Collected nettle soup ingredients
To make delicious nettle soup, all you need is a bagful of nettle leaves, about the size of a football, for four people. Also:
- 1 large onion and garlic cloves to taste
- 2 or 3 potatoes
- olive oil, salt and pepper
- some stock or a stock cube (chicken or vegetable)
- cream to taste
Firstly prepare the nettles. Wash and drain them. Trim the stems out of the nettles you have picked, leaving just the fresh, young leaves. Go through them carefully separating stalk from fresh leaf and discarding any discoloured or dubious looking leaf. You can do this easily by picking up the nettle tops by the main stalk, compressing the leaf stalks together with your fingers and cutting across the tops with scissors.
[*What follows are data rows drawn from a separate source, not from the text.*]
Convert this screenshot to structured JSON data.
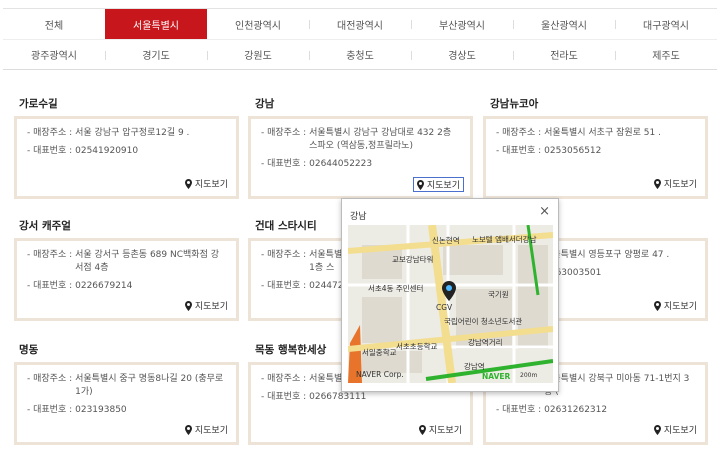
{
  "regions": {
    "row1": [
      "전체",
      "서울특별시",
      "인천광역시",
      "대전광역시",
      "부산광역시",
      "울산광역시",
      "대구광역시"
    ],
    "row2": [
      "광주광역시",
      "경기도",
      "강원도",
      "충청도",
      "경상도",
      "전라도",
      "제주도"
    ],
    "active": "서울특별시"
  },
  "labels": {
    "address": "- 매장주소 :",
    "phone": "- 대표번호 :",
    "map_button": "지도보기"
  },
  "stores": [
    {
      "name": "가로수길",
      "address": "서울 강남구 압구정로12길 9 .",
      "phone": "02541920910"
    },
    {
      "name": "강남",
      "address": "서울특별시 강남구 강남대로 432 2층 스파오 (역삼동,정프릴라노)",
      "phone": "02644052223"
    },
    {
      "name": "강남뉴코아",
      "address": "서울특별시 서초구 잠원로 51 .",
      "phone": "0253056512"
    },
    {
      "name": "강서 캐주얼",
      "address": "서울 강서구 등촌동 689 NC백화점 강서점 4층",
      "phone": "0226679214"
    },
    {
      "name": "건대 스타시티",
      "address": "서울특별시 광진구 능동로 92 스타시티 1층 스",
      "phone": "024472"
    },
    {
      "name": "",
      "address": "서울특별시 영등포구 양평로 47 .",
      "phone": "0263003501"
    },
    {
      "name": "명동",
      "address": "서울특별시 중구 명동8나길 20 (충무로1가)",
      "phone": "023193850"
    },
    {
      "name": "목동 행복한세상",
      "address": "서울특별시 양천구",
      "phone": "0266783111"
    },
    {
      "name": "",
      "address": "서울특별시 강북구 미아동 71-1번지 3층 (",
      "phone": "02631262312"
    }
  ],
  "popup": {
    "title": "강남",
    "close": "×",
    "map_labels": [
      "신논현역",
      "노보텔 앰배서더강남",
      "교보강남타워",
      "서초4동 주민센터",
      "CGV",
      "국기원",
      "국립어린이 청소년도서관",
      "서일중학교",
      "서초초등학교",
      "강남역거리",
      "NAVER Corp.",
      "강남역",
      "NAVER",
      "200m"
    ]
  },
  "colors": {
    "accent": "#c8161d",
    "card_border": "#ede3d6",
    "map_road": "#f3dd8f",
    "map_green": "#2fb32f",
    "map_base": "#ecebe4"
  },
  "icons": {
    "map_pin": "map-pin-icon",
    "close": "close-icon"
  }
}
If you are worried about being stung – wear some gloves.
Then chop up the potatoes, onion and garlic and sauté them in a 2 litre saucepan with a splash of olive oil and a bit of butter to taste. When the onion starts to soften and the potato is forming a slight crust, drop in the nettles and give them a quick whisk around with a spatula. Then add a litre of boiled water and your stock. Stir it all up and let it bubble for about 12 minutes, or until the potato is soft.
Put it through a liquidiser once it has cooled, then return to the pan to warm it when you are ready to serve. To serve, pour the soup into a bowl and add some cream. Swirl the cream around with the back of a spoon to make an interesting shape. Add salt and pepper to taste. Roger Phillips suggests serving this soup with butter-made croutons although I prefer it without. It is also nice with a drop of wine.
Nettles are at their best in the spring and become inedible after June as the leaves become brittle, so you may want to store some. Nettle soup freezes very well, but leave out the cream as this is best added as a fresh ingredient. Used fruit-juice cartons, with screw caps are an ideal way to freeze nettle, or other soups, provided you can get the soup into the top. To do this I usually cut the top off a plastic drinks bottle and invert it as a funnel so that the still slightly warm nettle soup pour into the carton more easily. Leave a space in the top as the nettle soup will expand slightly as it freezes. Store the carton upright if there is room in case your deep freeze accidentally defrosts.